~1 min read

Scenes

Phaser's unit of "screen" or "mode" — lifecycle, parallel scenes, and data passing.

A Scene is a self-contained world: it owns a display list, a camera, an input handler, and (optionally) a physics world. A Game runs one or more scenes; each has its own update loop.

Lifecycle

HookWhen it runsTypical use
init(data)Once, before preload. Receives data from scene.start.Read parameters, reset class fields.
preload()Once, before create. Loader runs to completion.Queue asset loads.
create(data)Once. Loader has finished.Build the scene graph.
update(t, d)Every frame after create.Per-frame logic.
shutdown()When the scene stops (e.g. scene.stop, scene.start of another scene).Tear down listeners, timers, sounds, tweens started in create.
destroy()When the scene is permanently removed from the game.Final cleanup; rare in apps that just transition between scenes.

A scene that’s stopped and later started again sees init / preload / create fire afresh — pair every shutdown with the create it cleans up after.

Multiple scenes at once

Scenes are not mutually exclusive. Common patterns:

  • A persistent HUD scene runs in parallel with the gameplay scene.
  • A pause menu scene sits on top; the gameplay scene is paused but not stopped.
  • A long-lived audio or save scene exists purely for cross-cutting state.
// Start gameplay, then layer the HUD on top.
this.scene.start('Game');
this.scene.launch('HUD');

scene.start(key) replaces the current scene; scene.launch(key) runs the new scene alongside it.

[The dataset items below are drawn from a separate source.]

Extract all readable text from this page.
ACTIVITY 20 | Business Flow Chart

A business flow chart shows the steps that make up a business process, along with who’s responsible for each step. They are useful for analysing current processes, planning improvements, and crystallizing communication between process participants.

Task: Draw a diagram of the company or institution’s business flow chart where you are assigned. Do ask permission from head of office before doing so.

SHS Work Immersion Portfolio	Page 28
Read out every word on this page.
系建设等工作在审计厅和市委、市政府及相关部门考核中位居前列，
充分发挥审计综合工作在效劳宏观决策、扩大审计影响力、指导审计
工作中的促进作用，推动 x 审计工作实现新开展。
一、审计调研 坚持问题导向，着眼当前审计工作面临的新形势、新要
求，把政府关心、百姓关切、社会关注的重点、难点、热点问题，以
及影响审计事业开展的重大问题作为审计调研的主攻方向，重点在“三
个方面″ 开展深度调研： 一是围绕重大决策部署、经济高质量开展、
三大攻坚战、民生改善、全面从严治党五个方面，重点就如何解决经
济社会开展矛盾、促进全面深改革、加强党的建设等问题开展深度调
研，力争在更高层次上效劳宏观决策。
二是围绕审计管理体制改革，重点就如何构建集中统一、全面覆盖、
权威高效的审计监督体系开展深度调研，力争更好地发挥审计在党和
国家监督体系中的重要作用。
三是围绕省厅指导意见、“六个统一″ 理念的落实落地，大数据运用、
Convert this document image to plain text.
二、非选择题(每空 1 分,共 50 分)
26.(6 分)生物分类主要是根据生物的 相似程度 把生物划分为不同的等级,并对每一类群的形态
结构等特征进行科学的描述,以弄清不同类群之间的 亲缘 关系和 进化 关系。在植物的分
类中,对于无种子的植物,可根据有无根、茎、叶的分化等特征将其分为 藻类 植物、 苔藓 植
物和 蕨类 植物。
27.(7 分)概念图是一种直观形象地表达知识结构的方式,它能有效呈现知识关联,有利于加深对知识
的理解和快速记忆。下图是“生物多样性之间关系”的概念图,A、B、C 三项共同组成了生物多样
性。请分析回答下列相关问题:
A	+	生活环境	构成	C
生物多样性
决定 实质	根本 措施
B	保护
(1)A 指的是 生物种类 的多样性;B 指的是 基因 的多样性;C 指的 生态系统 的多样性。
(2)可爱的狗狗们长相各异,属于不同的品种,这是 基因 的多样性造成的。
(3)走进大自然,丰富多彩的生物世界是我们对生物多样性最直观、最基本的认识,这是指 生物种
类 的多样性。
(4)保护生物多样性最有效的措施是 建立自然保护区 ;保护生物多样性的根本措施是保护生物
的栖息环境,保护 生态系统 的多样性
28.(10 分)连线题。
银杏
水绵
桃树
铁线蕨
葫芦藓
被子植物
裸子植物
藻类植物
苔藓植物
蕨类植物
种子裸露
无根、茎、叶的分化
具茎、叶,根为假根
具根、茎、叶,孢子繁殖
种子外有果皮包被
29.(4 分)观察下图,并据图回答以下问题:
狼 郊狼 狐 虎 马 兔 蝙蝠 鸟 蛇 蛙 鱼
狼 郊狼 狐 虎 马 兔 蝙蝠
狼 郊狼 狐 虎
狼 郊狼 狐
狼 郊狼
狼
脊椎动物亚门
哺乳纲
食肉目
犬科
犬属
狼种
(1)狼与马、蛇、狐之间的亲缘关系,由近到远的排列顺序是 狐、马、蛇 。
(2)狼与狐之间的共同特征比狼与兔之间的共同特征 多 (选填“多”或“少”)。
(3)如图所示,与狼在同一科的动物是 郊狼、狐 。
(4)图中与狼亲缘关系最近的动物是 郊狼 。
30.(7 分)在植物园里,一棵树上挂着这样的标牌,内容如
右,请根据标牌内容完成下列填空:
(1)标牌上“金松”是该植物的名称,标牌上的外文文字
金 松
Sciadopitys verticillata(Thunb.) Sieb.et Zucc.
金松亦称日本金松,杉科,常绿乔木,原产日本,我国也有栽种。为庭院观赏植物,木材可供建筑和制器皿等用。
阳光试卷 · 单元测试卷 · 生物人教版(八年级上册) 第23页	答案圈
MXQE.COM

Passing data between scenes

this.scene.start('Game', { level: 3, seed: 0xdead });
// Inside Game:
init(data: { level: number; seed: number }) {
	this.level = data.level;
}

For cross-cutting state that outlives any single scene (player profile, settings, save data), use the scene registry or a plain module-level store. The encyclopedia recommends a plain store unless you specifically need scene-event integration.